“Kehheth” had some problems with his ascenders when learning to write as a child, leaving evidence on the wall.
Anyone who has ever worked in a printing shop, or who has helped teach a youngster learn how to print the alphabet, knows the importance of minding your Ps and Qs. And your Bs and Ds, for that matter. Those descenders and ascenders can cause a load of grief to the inattentive.
I know this from painful personal experience. The first spanking I remember receiving (back in those antediluvian days before corporal punishment was banished from the parental bag of disciplinary tricks), involved just such inattention to detail. Memory tells me it was a Saturday morning in 1949, the year I turned six years old.

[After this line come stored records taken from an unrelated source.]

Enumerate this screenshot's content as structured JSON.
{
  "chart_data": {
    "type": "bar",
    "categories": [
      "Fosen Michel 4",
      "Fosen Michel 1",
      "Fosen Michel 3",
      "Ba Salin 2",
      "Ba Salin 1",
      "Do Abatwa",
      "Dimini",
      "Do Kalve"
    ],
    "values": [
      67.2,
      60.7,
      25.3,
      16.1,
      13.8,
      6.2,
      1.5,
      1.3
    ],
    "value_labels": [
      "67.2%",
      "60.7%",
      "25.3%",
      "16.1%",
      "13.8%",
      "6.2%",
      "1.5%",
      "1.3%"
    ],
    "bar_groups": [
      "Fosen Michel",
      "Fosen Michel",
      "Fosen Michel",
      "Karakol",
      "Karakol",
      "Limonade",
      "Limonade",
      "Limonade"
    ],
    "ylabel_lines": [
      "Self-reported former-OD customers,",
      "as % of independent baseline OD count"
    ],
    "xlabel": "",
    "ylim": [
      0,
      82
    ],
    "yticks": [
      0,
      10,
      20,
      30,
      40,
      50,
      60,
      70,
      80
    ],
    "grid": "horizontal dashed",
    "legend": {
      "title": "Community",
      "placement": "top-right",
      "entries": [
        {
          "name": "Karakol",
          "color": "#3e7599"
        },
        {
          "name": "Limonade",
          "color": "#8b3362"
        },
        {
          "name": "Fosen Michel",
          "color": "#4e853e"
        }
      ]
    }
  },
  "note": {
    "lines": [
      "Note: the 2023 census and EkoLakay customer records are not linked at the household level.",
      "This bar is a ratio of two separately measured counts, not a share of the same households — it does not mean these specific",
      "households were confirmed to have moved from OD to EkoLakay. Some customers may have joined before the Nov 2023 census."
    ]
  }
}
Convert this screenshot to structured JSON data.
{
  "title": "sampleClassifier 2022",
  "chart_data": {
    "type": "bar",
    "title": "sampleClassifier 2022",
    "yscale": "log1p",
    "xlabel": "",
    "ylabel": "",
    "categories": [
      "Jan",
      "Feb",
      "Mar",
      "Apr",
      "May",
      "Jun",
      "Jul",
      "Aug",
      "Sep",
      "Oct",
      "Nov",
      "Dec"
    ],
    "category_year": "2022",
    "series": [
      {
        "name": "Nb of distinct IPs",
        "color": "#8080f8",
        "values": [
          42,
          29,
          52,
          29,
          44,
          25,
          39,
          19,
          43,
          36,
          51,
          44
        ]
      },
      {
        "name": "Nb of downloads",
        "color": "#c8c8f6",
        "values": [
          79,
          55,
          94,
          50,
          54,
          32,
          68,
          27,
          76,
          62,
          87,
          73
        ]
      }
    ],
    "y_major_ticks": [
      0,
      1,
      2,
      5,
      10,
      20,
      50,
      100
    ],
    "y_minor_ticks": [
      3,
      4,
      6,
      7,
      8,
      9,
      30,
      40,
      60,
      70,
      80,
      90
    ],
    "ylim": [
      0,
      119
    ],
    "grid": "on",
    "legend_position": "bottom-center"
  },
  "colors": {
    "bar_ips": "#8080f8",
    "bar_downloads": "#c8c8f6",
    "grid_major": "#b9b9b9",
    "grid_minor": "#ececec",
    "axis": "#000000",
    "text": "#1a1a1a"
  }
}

The walls in our rectory kitchen were painted a pleasant apple green. The oil-based paint was unnecessarily glossy, but it offered would-be graffiti artists an excellent surface for self-expression.
It seemed particularly suited to darker colours, such the prussian blue in the 48-piece set of “drawing crayons” the good folks at Crayola introduced that year. (That inky colour has since been renamed the less-inspired midnight blue.)
It all began when Mom came downstairs early to prepare her daily infliction of porridge on the seven ravenous members of the clan. There, slightly above and to the left of the stove top, was irrefutable evidence of a criminal act. A name. My name. Boldly printed in prussian blue on the shiny, apple- green surface.
The presumed miscreant was swiftly roused from his bed, summarily judged guilty, and duly punished by a few hearty smacks from a wooden spoon that should, by rights, have been otherwise occupied stirring oatmeal.
It’s a rebuke that still stings 70 years later. Not on my butt, but in my mind.
What stings most is not the long-ago tanning of my nether region, but the gross injustice it entailed. I had been charged, tried and condemned for a crime of someone else’s doing. I made no tearful confession. There were no eye-witnesses. The entire case hinged on circumstantial evidence alone.
Yes, I was learning how to print at the time, and eager to practice doing so on every possible occasion. Even then, it seems, I harboured ambitions of becoming a writer and leaving my mark on the world.
But I was not the author of this heinous deed.
Even now, I remain convinced that one of my three older siblings framed me, with diabolical effect, by capitalizing on a quirk in my printing style at the time. What swayed the jury was the incontrovertible fact that my name in prussian blue on that apple-green wall included slight ascenders on the middle two letters.
Instead of ‘Kenneth’, it read ‘Kehheth’. Ouch.
To this day, I always mind my Ps and Qs. But I especially mind my Ns.